Other people in the party continued with the blind vodka tasting. It was amusing to watch people pick a bottle, pour the vodka into their shot glass, put the bottle back in the ice tub, pick up their pen to make a note, and then realize that they had forgotten which bottle they had tasted. Also, although everyone sampled the vodka randomly (the bottles were labeled A-J) the score for each vodka tasted progressively got better.... In the end, there was no consensus on what vodka tasted best and no one was able to guess which vodka belonged to what since the highest score anyone got was 2 matches.
Finally, we all decided that the martini glass, although pretty, is an excellent little test of one's balance and hand eye coordination.
Today was a good day for the CSA. While I was organizing my fridge, I came across the radishes from the first week. They were still good, small and firm and bright violet like broken off tootsie pop heads. I love the color. I scrubbed a few clean, sliced them very thinly, and ate them sprinkled with a little fleur de sel and toward the end, just a little bit of butter. It was the perfect after work snack. Light and crispy and peppery and sharp and good. mmmm. I never thought I would actually like radishes, but these are good.

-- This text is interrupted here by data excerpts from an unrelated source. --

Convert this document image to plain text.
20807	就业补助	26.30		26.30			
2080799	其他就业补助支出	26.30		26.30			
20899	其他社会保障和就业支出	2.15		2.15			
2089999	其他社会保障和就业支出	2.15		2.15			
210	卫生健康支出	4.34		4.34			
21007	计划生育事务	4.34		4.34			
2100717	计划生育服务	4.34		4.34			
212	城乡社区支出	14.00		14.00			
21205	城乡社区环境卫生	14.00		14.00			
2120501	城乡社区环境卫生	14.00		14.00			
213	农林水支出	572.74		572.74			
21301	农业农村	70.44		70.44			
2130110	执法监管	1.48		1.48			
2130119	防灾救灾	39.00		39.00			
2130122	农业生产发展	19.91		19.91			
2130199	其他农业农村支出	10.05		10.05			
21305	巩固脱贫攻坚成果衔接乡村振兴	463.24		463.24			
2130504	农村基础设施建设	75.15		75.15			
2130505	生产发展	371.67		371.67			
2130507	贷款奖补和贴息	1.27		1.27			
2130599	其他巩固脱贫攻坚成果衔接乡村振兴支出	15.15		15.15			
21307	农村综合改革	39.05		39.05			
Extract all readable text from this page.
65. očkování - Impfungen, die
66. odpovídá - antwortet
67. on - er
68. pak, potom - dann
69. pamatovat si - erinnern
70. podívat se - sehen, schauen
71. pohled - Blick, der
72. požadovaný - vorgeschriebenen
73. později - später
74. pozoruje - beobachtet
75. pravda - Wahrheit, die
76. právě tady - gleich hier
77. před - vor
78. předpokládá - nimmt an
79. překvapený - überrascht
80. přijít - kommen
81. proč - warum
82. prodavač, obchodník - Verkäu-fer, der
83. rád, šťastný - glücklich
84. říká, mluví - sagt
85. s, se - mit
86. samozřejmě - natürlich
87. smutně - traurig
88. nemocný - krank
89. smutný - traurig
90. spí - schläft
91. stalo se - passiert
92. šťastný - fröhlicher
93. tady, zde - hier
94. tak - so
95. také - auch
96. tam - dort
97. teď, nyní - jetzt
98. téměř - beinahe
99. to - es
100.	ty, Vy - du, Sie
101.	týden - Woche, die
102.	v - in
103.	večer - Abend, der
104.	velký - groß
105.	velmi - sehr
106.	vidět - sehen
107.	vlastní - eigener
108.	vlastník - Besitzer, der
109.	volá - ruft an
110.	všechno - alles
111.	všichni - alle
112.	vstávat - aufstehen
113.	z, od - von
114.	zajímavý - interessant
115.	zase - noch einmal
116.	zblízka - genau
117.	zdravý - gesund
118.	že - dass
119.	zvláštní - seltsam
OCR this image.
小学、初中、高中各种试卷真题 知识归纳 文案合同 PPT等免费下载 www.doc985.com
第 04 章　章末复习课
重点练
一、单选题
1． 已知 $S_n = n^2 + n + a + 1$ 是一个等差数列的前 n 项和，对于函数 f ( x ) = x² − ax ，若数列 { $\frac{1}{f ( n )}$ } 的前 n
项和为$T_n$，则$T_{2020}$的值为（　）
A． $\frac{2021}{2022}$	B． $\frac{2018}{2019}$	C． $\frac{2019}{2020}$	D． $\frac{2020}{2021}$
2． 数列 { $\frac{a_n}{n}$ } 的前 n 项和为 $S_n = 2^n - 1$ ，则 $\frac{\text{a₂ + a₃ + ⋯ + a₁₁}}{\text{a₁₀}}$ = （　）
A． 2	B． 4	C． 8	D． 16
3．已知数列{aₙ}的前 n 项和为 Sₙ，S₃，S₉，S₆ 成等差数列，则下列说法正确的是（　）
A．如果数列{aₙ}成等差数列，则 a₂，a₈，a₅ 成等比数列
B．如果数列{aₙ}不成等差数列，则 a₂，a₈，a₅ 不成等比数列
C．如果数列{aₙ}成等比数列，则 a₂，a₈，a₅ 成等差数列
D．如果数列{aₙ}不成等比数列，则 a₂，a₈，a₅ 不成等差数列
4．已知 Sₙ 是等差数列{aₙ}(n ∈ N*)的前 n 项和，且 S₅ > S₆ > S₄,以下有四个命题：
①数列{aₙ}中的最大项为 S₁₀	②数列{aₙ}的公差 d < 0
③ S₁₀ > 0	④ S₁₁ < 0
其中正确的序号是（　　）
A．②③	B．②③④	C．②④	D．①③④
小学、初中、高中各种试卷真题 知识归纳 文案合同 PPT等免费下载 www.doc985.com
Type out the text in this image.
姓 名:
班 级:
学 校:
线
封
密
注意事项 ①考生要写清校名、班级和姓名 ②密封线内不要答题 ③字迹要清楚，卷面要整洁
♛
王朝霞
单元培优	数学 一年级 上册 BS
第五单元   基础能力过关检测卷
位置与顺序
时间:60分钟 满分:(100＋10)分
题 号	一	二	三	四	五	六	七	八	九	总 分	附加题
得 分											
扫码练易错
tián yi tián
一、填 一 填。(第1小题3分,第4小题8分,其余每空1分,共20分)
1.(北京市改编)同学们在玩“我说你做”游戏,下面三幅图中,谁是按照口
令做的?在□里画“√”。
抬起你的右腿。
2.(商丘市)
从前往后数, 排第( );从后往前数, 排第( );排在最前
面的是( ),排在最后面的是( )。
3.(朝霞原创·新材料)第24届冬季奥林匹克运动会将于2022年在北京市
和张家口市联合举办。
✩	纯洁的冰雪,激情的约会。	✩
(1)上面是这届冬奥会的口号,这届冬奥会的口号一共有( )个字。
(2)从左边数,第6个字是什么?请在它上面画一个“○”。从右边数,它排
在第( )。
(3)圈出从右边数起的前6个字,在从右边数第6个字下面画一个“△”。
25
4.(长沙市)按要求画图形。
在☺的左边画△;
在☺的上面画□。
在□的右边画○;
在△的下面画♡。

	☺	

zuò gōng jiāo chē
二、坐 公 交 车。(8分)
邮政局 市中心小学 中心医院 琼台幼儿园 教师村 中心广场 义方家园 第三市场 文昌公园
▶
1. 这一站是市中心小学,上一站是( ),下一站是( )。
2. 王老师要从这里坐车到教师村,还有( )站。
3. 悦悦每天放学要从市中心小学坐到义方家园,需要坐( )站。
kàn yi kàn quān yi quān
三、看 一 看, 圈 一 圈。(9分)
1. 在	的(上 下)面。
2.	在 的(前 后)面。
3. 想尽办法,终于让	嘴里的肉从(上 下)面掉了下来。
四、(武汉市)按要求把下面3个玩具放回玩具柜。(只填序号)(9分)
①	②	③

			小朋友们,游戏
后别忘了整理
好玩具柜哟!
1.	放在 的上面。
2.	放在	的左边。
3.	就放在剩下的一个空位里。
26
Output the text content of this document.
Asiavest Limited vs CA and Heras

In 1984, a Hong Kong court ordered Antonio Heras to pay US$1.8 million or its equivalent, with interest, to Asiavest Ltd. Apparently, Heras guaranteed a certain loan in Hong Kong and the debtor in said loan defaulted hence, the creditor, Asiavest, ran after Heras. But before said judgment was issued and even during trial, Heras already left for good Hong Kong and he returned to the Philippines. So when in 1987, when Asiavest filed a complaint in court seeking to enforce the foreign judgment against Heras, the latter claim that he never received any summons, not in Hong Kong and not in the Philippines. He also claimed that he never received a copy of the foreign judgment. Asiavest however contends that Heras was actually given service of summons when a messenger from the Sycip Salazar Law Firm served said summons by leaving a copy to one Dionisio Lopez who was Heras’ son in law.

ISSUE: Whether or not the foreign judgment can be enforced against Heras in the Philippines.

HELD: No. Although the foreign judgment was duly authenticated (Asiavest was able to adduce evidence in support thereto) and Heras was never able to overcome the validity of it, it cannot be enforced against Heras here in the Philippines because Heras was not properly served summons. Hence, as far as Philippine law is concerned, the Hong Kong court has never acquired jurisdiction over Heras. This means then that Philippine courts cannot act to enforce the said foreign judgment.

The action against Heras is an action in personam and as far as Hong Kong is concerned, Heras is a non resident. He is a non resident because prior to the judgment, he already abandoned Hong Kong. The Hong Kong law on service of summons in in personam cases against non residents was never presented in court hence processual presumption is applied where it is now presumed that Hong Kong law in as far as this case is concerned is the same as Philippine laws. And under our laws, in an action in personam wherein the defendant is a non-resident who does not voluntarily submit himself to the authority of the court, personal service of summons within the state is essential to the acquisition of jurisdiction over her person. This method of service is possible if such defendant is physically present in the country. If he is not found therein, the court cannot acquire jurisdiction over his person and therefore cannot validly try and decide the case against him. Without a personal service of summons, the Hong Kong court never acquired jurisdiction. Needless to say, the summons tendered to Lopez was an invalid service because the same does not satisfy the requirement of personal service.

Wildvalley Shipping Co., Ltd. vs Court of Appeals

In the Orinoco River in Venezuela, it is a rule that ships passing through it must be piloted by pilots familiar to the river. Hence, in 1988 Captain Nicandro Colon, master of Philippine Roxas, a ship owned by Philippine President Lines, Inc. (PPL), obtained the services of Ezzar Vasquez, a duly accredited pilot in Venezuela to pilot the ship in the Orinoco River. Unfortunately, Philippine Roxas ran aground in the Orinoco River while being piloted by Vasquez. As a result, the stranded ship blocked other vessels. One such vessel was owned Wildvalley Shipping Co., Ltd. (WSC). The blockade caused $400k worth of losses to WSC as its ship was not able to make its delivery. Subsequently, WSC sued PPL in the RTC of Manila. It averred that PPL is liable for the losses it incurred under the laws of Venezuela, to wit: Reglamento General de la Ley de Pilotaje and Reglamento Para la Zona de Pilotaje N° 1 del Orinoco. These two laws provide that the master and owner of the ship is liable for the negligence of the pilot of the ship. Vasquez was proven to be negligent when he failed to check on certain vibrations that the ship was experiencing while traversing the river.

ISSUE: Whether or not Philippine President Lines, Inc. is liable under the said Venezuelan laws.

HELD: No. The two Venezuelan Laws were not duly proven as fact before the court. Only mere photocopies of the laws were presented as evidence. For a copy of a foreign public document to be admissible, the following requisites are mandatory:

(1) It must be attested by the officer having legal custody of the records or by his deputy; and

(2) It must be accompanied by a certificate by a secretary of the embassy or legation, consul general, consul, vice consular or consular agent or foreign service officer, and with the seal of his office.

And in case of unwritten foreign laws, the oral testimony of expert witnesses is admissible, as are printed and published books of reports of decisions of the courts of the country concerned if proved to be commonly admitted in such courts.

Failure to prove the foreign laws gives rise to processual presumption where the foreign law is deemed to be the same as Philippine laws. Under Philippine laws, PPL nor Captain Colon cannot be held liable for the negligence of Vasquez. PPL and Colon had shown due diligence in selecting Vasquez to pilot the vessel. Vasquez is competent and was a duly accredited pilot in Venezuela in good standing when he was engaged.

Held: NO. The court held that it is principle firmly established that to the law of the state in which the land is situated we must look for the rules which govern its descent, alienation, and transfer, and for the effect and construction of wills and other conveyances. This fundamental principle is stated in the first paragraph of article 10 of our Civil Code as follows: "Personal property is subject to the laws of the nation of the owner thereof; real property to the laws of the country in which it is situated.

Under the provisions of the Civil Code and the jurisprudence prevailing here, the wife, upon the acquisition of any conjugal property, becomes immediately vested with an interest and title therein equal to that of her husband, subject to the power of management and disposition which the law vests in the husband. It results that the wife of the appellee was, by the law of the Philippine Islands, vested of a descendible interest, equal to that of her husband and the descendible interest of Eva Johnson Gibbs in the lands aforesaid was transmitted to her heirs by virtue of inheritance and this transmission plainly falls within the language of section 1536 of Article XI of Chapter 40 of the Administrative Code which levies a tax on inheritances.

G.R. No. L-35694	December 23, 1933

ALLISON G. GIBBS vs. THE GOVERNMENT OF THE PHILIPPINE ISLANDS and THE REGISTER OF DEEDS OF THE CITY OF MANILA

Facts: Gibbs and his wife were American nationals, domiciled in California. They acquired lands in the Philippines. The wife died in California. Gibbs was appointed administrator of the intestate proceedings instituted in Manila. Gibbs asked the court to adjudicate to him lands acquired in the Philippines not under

In this week's box, we received baby turnips, yellow carrots, chard, leeks (yay!), lettuce, cilantro, dandelion greens, and oranges. The entire lot looks very fresh and green, so it was fun dividing it up. Dandelion greens are the mystery food this week since I haven't a clue what I'll do with them. The farm newsletter recommends throwing them in a salad to add a bit of sharpness to the salad if one likes dandelion greens or if you don't like dandelion greens, aside from throwing them in soup like split pea, smothering them in a rich, creamy buttery sauce or making a wilted salad with bacon. (I don't know if I like dandelion greens, but knowing me, I will probably go the bacon route.) The carrots are a little unusual because of their color. Rather than the usual orange, they're a pale yellow, near white. I think I'll flash fry them in rice wine with soy sauce along with a few regular orange carrots to contrast the colors.
I already ate the baby turnips, which were small and white and cute. I boiled and then glazed the baby turnips and cooked the turnip greens with chard in olive oil with a bit of green garlic, chickpeas, onion, and lemon juice. The greens were a little more fun to cook than eat as a main dish, so I'll look for something good to pair them for lunch tomorrow, maybe a hunk of bread toasted with a little bit of olive oil. At the very least, my lunch tomorrow will be better than what the cafeteria serves up. M really liked the glazed turnips and says that he's been pleasantly surprised by the CSA: a lot of new vegetables but we're finding good new food to eat and recipes to add to our repertoire.